Regarding the downgrading of the growth projections for the full fiscal, the report factored in the fatigue due to the “continued fight against the chimeric virus and the spillover of ripple effects intermingling in somewhat indecipherable ways.
“With this, the real GDP will be around Rs 2.35 lakh crore/1.6 percent more than the pre-pandemic FY20 real GDP of Rs 145.69 lakh crore,” said Ghosh. India recorded a GDP growth of 8.4 percent in the second quarter of 2021-22.
"As per SBI Nowcasting Model, the GDP growth forecast for Q3 FY22 would be 5.8 percent, with a downward bias. The full year (FY22) GDP growth is now revised downwards to 8.8 percent", the report said.
The Nowcasting Model is based on 41 high-frequency indicators associated with industry activities, service activities, and the global economy.
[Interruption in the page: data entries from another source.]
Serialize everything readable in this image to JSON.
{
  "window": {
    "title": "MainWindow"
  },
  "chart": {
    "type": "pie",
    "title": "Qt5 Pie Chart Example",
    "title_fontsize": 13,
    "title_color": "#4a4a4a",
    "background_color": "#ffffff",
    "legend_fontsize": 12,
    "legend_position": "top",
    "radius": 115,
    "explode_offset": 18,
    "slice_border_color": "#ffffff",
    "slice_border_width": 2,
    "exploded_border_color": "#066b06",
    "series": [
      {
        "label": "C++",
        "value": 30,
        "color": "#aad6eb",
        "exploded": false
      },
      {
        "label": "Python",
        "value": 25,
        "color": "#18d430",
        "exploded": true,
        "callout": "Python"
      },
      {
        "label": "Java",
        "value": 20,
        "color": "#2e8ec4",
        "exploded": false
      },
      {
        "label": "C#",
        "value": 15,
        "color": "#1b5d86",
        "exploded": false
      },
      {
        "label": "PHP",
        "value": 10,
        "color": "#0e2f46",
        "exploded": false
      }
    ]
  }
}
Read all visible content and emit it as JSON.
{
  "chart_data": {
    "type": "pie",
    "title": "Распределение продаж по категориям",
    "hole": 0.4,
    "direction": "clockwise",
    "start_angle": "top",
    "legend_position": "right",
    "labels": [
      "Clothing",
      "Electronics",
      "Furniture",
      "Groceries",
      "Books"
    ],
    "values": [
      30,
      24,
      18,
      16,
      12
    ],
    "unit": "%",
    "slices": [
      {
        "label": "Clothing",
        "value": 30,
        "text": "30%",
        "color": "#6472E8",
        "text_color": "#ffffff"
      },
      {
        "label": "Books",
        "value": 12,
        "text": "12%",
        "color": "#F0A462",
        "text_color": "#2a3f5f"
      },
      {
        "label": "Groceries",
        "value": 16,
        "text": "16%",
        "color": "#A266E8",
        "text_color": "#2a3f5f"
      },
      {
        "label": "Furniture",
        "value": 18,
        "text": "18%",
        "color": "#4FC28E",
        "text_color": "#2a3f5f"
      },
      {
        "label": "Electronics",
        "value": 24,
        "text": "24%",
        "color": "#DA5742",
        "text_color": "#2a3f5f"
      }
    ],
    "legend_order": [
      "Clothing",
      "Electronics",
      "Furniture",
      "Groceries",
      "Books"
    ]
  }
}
It used the dynamic factor model to estimate the common or representative or latent factor of all the 41 high-frequency indicators from Q4 of FY13 to Q3 of FY22.
“This slower growth momentum reconfirms recent assertion that incipient growth recovery needs to be supported by accommodative policy longer than anticipated. “We thus expect liquidity normalization may be delayed. This could have a further softening impact on G-sec yields from current 6.7 percent towards around 6.55 percent or so,” the report said.
According to Ghosh, the recovery in domestic economic activity is yet to be broad-based, as private consumption remained below pre-pandemic levels, “though February has seen high-frequency indicators gaining traction”.
“Rural demand indicators, say two-wheeler and tractor sales, have continued to decline since Aug '21. Amongst the urban demand indicators, consumer durables and passenger vehicle sales contracted in Q3 while domestic air traffic weakened in the wake of Omicron variant spread. Investment activity though, is displaying traction in pick up, with merchandise exports remaining buoyant,” said the report.
It said the slower growth momentum reconfirms the recent assertion that incipient growth recovery needs to be supported by accommodative policy longer than anticipated.
"We thus expect liquidity normalization may be delayed. This could have a further softening impact on government securities (G-sec) yields from current 6.7 percent towards around 6.55 percent or so," said the document.
The report suggested the government offer livelihood loans, up to Rs 50,000 to rural poor which could be given on the premise that interest-servicing alone will keep the loan standard with subsequent loan renewal linked to successful repayment record, "If the government were to bear, say, 3 percent interest subsidy, on a portfolio of Rs 50,000 crore, the outlay would be only Rs 1,500 crore during 2022-23. And these loans will also act as a big consumption booster at subsistent levels," it said.
"The additional advantage of these micro livelihood loans is that they will help the banking system prepare a comprehensive database and credit history of marginal borrowers that can be further leveraged to create new credit-worthy borrowing classes, it said. “Given the significant success of vaccination in the third wave in rural pockets, the livelihood loans can be the silver bullet catapulting the broader economy to unprecedented highs,” the report added.